Stand back, Steve Jobs. Randall Rothenberg is taking on the iPad to make the Internet safe for advertising. In a blog post Thursday, the Interactive
Advertising Bureau head declared the new Apple tablet a threat to advertising as the latest attempt to "semi-privatize" the Web.
Walled gardens are spreading across the new media landscape
from social networks like Twitter and Facebook to Amazon's Kindle to Microsoft's Xbox and Sony's Kindle. Citing Forrester analyst Josh Bernoff's recent essay on the "Splinternet," he warns that all forms of media "are about to become gated intranets
-- with significant implications for marketers, media and agencies."

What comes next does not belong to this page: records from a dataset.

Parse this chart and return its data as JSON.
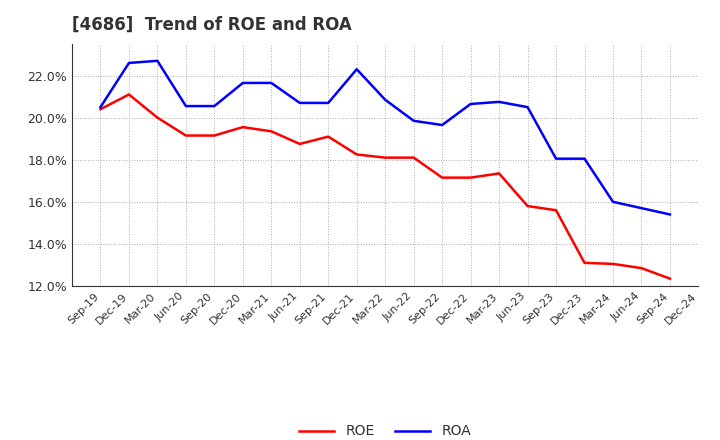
{
  "title": "[4686]  Trend of ROE and ROA",
  "labels": [
    "Sep-19",
    "Dec-19",
    "Mar-20",
    "Jun-20",
    "Sep-20",
    "Dec-20",
    "Mar-21",
    "Jun-21",
    "Sep-21",
    "Dec-21",
    "Mar-22",
    "Jun-22",
    "Sep-22",
    "Dec-22",
    "Mar-23",
    "Jun-23",
    "Sep-23",
    "Dec-23",
    "Mar-24",
    "Jun-24",
    "Sep-24",
    "Dec-24"
  ],
  "ROE": [
    20.4,
    21.1,
    20.0,
    19.15,
    19.15,
    19.55,
    19.35,
    18.75,
    19.1,
    18.25,
    18.1,
    18.1,
    17.15,
    17.15,
    17.35,
    15.8,
    15.6,
    13.1,
    13.05,
    12.85,
    12.35,
    null
  ],
  "ROA": [
    20.5,
    22.6,
    22.7,
    20.55,
    20.55,
    21.65,
    21.65,
    20.7,
    20.7,
    22.3,
    20.85,
    19.85,
    19.65,
    20.65,
    20.75,
    20.5,
    18.05,
    18.05,
    16.0,
    15.7,
    15.4,
    null
  ],
  "roe_color": "#FF0000",
  "roa_color": "#0000FF",
  "ylim": [
    12.0,
    23.5
  ],
  "yticks": [
    12.0,
    14.0,
    16.0,
    18.0,
    20.0,
    22.0
  ],
  "title_color": "#333333",
  "background_color": "#FFFFFF",
  "grid_color": "#999999"
}
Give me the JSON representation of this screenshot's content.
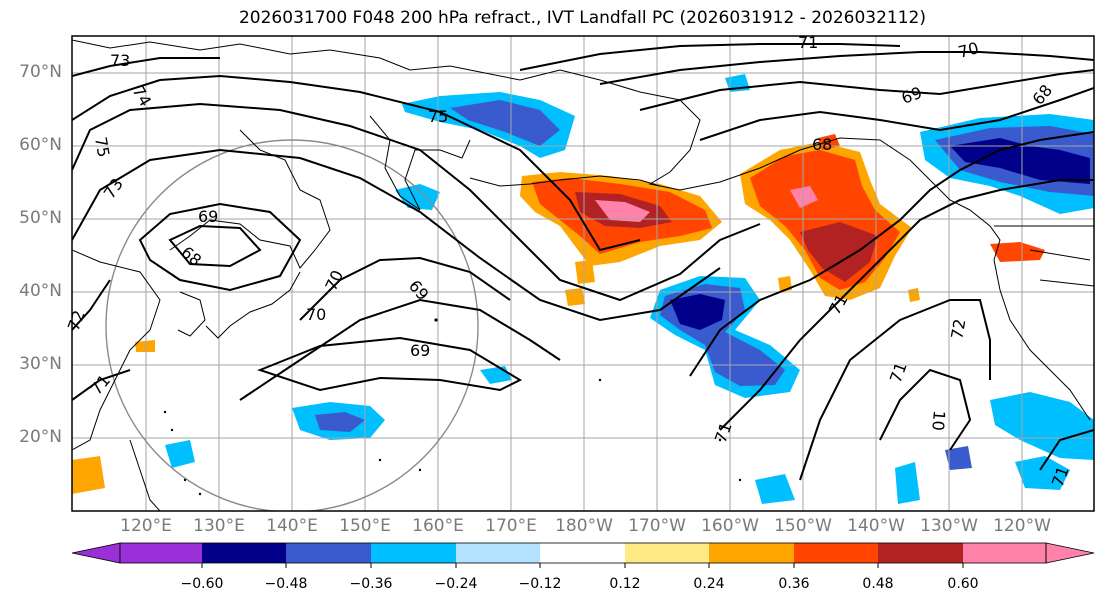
{
  "title": "2026031700 F048 200 hPa refract., IVT Landfall PC (2026031912 - 2026032112)",
  "map": {
    "lat_labels": [
      "70°N",
      "60°N",
      "50°N",
      "40°N",
      "30°N",
      "20°N"
    ],
    "lon_labels": [
      "120°E",
      "130°E",
      "140°E",
      "150°E",
      "160°E",
      "170°E",
      "180°W",
      "170°W",
      "160°W",
      "150°W",
      "140°W",
      "130°W",
      "120°W"
    ],
    "contour_labels": [
      "73",
      "74",
      "75",
      "73",
      "69",
      "68",
      "75",
      "70",
      "70",
      "69",
      "69",
      "72",
      "71",
      "71",
      "70",
      "69",
      "68",
      "68",
      "71",
      "72",
      "71",
      "10",
      "71",
      "71"
    ],
    "colors": {
      "neg_060": "#9b30d9",
      "neg_048": "#00008b",
      "neg_036": "#3a5bcd",
      "neg_024": "#00bfff",
      "neg_012": "#b2e2ff",
      "zero": "#ffffff",
      "pos_012": "#ffe985",
      "pos_024": "#ffa500",
      "pos_036": "#ff4500",
      "pos_048": "#b22222",
      "pos_060": "#ff82ab"
    }
  },
  "colorbar": {
    "ticks": [
      "−0.60",
      "−0.48",
      "−0.36",
      "−0.24",
      "−0.12",
      "0.12",
      "0.24",
      "0.36",
      "0.48",
      "0.60"
    ],
    "colors": [
      "#9b30d9",
      "#00008b",
      "#3a5bcd",
      "#00bfff",
      "#b2e2ff",
      "#ffffff",
      "#ffe985",
      "#ffa500",
      "#ff4500",
      "#b22222",
      "#ff82ab"
    ]
  }
}
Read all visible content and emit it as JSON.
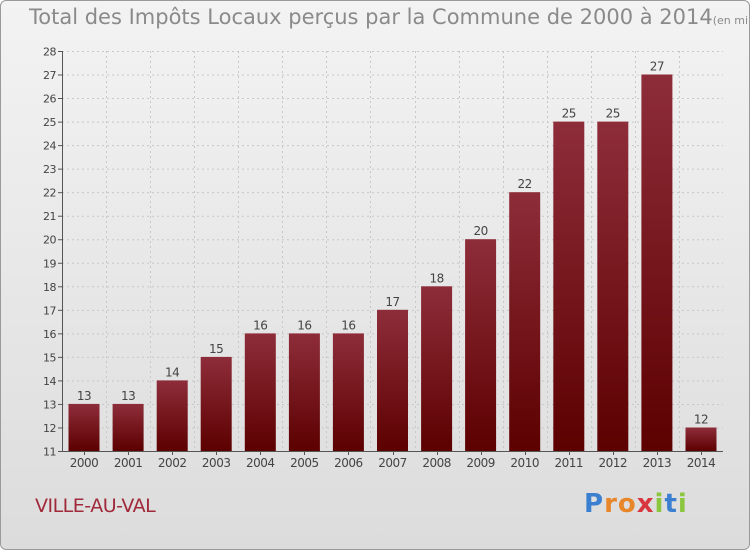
{
  "chart_data": {
    "type": "bar",
    "title": "Total des Impôts Locaux perçus par la Commune de 2000 à 2014",
    "unit": "(en milliers d'€)",
    "categories": [
      "2000",
      "2001",
      "2002",
      "2003",
      "2004",
      "2005",
      "2006",
      "2007",
      "2008",
      "2009",
      "2010",
      "2011",
      "2012",
      "2013",
      "2014"
    ],
    "values": [
      13,
      13,
      14,
      15,
      16,
      16,
      16,
      17,
      18,
      20,
      22,
      25,
      25,
      27,
      12
    ],
    "ylim": [
      11,
      28
    ],
    "yticks": [
      11,
      12,
      13,
      14,
      15,
      16,
      17,
      18,
      19,
      20,
      21,
      22,
      23,
      24,
      25,
      26,
      27,
      28
    ],
    "xlabel": "",
    "ylabel": "",
    "grid": true
  },
  "footer": {
    "commune": "VILLE-AU-VAL",
    "logo_letters": [
      "P",
      "r",
      "o",
      "x",
      "i",
      "t",
      "i"
    ],
    "logo_colors": [
      "#3a7fd0",
      "#e8862a",
      "#e8862a",
      "#d9353f",
      "#8cc63f",
      "#3a7fd0",
      "#8cc63f"
    ]
  },
  "colors": {
    "bar_top": "#8e2d3a",
    "bar_bottom": "#5c0000",
    "grid": "#c8c8c8",
    "axis": "#555555",
    "title": "#8a8a8a"
  }
}
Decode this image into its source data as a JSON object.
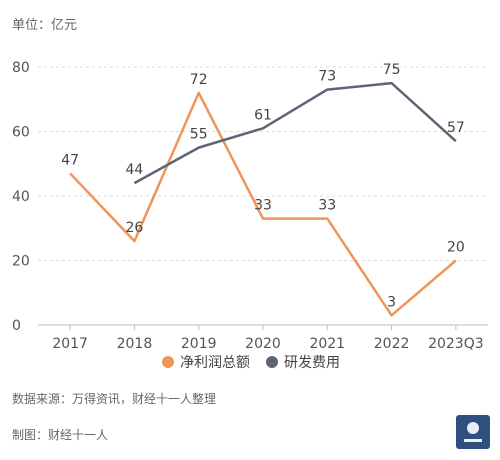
{
  "unit_label": "单位：亿元",
  "source_note": "数据来源：万得资讯，财经十一人整理",
  "maker_note": "制图：财经十一人",
  "logo": {
    "icon": "caijing-logo"
  },
  "chart_data": {
    "type": "line",
    "title": "",
    "xlabel": "",
    "ylabel": "",
    "categories": [
      "2017",
      "2018",
      "2019",
      "2020",
      "2021",
      "2022",
      "2023Q3"
    ],
    "ylim": [
      0,
      80
    ],
    "yticks": [
      0,
      20,
      40,
      60,
      80
    ],
    "grid": true,
    "legend": "bottom",
    "series": [
      {
        "name": "净利润总额",
        "color": "#f0955a",
        "values": [
          47,
          26,
          72,
          33,
          33,
          3,
          20
        ]
      },
      {
        "name": "研发费用",
        "color": "#5e6478",
        "values": [
          null,
          44,
          55,
          61,
          73,
          75,
          57
        ]
      }
    ]
  }
}
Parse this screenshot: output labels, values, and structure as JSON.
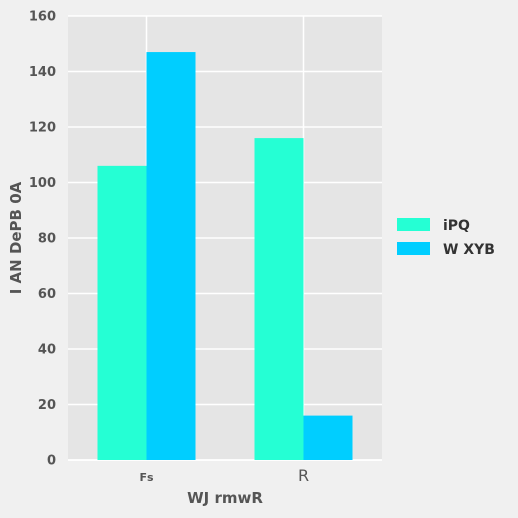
{
  "chart_data": {
    "type": "bar",
    "categories": [
      "Fs",
      "R"
    ],
    "series": [
      {
        "name": "iPQ",
        "values": [
          106,
          116
        ],
        "color": "#25ffd4"
      },
      {
        "name": "W XYB",
        "values": [
          147,
          16
        ],
        "color": "#00ceff"
      }
    ],
    "xlabel": "WJ rmwR",
    "ylabel": "I AN  DePB 0A",
    "ylim": [
      0,
      160
    ],
    "yticks": [
      0,
      20,
      40,
      60,
      80,
      100,
      120,
      140,
      160
    ],
    "grid": true,
    "legend_position": "right",
    "background_color": "#e5e5e5",
    "grid_color": "#ffffff",
    "page_color": "#f0f0f0"
  }
}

In the iPad's case, Rothenberg takes issue specifically with its lack of support for Adobe Flash, a core element of much
online display advertising. Ad executives interviewed Wednesday also cited the iPad's lack of Flash as a
drawback but welcomed the device's larger screen size as a plus for mobile marketing.
But the iPad still is not as bad as Amazon's Kindle, "more akin to a company town, with everything from
access to product offerings to pricing tightly managed." Increasingly, "degree of openness" will be the key differentiator among all the walled gardens springing up around the Web, he argues. Netflix
streaming is fairly close, Boxee is more open. But overall, fragmentation is growing.
Rothenberg's solution? "Supply chain détente." Device makers should join together to adopt consistent
standards to allow the advertising and marketing to flourish. And to the extent that walled gardens impede growth, publishers have to redouble efforts to include marketing services in their offerings.
But Randy, hasn't the problem with the Internet been too much inventory, not too little?